Changing the way ORTEX presents Short Interest Estimates
From Monday February 14th, 2022, ORTEX is changing the methodology it uses to calculate Estimated Short Interest. This article explains the background to this change and to short interest estimation.
Why does ORTEX have an estimate of Short Interest and not just publish the actual short interest?
The truly real-time Short Interest data for a stock isn’t available in any market. In US markets, FINRA regulation 4560 ensures that exchanges publish short interest positions, so there is a basis to understand the Short Interest. The record of total short positions has to be passed to FINRA from brokers, for customer and their own accounts and there are potentially severe legal penalties for non-compliance. Currently, this data is only published twice a month, and the data is delayed by 7 trading days, and this lack of up-to-date Short Interest data disadvantages the investor.
In order for a stock to be sold short, short sellers have a legal obligation to borrow shares to settle the trade so, by tracking securities lending data in real-time, it is possible to estimate short interest to fill the gap in the official data. Ortex has been providing short interest estimates for several years, but we are now changing the methodology of how we do this.
What is this new estimation methodology?
Our new model is a machine learning model that is constantly learning and adjusting as new data is released. It works on a stock-by-stock basis and estimates a range of likely levels, given the current state of the market. Our new methodology also considers more factors than the previous methodology, and also has a higher regard for historical lending/short interest patterns for each stock, in order to improve the reliability of the estimates for all stocks. Our backtesting shows significant improvements over the current estimation model. With this new model, we are also introducing the confidence limits for our estimates.
Why confidence limits and what do they mean?
If stock lending is relatively static or increasing smoothly, we can be generally confident that the number of shares On Loan and the estimated Short Interest will likely be moving in similar timescales but there is a degree of lag between stock lending and Short Interest because of settlement.
Our Stock Lending data is up-to-date data, and is updated throughout the day as stock lending takes place, but there can be a lag in either direction as, for example, it is permitted for a short seller to sell short having located (i.e., arranged to borrow) shares, but they do not have to borrow them until the settlement day, 2 days later. Conversely, a borrower may borrow shares with the intention of shorting, and then delay the short sale.

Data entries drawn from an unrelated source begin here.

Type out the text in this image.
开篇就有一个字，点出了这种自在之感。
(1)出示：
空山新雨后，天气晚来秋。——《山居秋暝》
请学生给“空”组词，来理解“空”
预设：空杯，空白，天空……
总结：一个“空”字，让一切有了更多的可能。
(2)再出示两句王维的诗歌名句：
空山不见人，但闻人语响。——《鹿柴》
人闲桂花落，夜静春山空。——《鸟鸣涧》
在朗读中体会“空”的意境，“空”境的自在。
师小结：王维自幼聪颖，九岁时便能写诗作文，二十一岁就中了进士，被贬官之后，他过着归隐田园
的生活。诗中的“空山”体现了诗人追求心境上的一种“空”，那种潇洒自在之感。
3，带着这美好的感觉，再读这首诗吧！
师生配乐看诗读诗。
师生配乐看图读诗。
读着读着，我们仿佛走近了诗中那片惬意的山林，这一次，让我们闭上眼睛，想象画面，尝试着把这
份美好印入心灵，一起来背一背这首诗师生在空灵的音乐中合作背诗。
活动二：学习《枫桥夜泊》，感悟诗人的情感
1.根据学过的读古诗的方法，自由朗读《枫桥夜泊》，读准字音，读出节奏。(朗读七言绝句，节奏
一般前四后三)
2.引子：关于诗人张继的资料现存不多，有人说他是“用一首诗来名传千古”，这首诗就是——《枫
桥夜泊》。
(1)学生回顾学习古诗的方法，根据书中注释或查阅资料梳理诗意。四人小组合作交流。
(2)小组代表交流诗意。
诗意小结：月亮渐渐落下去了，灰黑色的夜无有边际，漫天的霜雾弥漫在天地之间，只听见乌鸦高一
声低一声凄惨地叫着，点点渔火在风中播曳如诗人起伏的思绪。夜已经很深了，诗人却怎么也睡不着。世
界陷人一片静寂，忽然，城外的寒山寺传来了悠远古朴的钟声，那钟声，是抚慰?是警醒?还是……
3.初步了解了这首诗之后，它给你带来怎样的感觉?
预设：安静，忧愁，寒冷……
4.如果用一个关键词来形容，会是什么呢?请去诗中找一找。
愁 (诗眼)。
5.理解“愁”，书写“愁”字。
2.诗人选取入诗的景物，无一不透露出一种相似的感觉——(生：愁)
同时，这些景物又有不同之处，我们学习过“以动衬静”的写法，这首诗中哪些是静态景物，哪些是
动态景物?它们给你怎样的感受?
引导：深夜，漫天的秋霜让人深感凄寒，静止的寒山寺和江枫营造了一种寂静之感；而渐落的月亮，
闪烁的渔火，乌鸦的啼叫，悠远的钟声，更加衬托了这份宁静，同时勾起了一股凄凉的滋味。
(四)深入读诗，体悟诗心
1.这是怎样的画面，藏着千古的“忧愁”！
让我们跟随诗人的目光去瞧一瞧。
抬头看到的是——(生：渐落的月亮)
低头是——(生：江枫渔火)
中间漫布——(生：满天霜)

The exchange reports short sales that have “settled or reached settlement date by the close of the reporting settlement date” (FINRA regulation 4560). This means that even trades that Fail to Deliver will be included in these figures. However, as we only see a point in time our estimates may be correct for the day before, or after the exchange reported days as large trades settle, but we can not know that. Confidence limits allow us to express this range of values more effectively and also highlight that significant changes in stock lending, for example, will reduce the confidence in our estimates until we get more data. The width of the confidence limits reflects the reliability of the estimate for that stock on that day.
Above is an example of how this works. Just prior to Dec 15th, there was a marked increase in Shares On Loan. The speed of this increase also increases the prediction uncertainty and, as such, the width of the confidence interval also increases. On Dec 27th, we receive the data from NYSE which confirms the volume of all short interest trades that have settled prior to Dec 15th. As there is a slight gap between the estimate and the reported value, the estimate is calibrated upwards slightly. As we now have data that is only more recent, and as Shares On Loan have dropped, the width of the confidence band decreases, as we are more certain about the estimate at that point.
How is this estimation methodology going to be published?
We are very conscious of the fact that the new estimate will be replacing historic estimates with revised estimates using the new methodology and that changes to past data are sensitive.
On Monday Feb 14th 2022, the new methodology has replaced the existing one on the Short Interest chart. Whereas the former is still called Estimated Short Interest and Estimated SI % of FF, the new algorithm is called ORTEX Estimated Short Interest and ORTEX Estimated SI % of FF.
Now the new estimation methodology has been published, this has resulted in changes for all stocks; some estimates have gone down and some have gone up. This does not mean that the actual Short Interest has changed, only the estimate.
To provide transparency and allow people to compare the new algorithm with the historic algorithm, the old estimation method has moved to the Advanced chart (accessible by clicking Show Advanced in the top right corner of the chart). The old data will continue to be shown for at least one month before it is retired and removed from the system.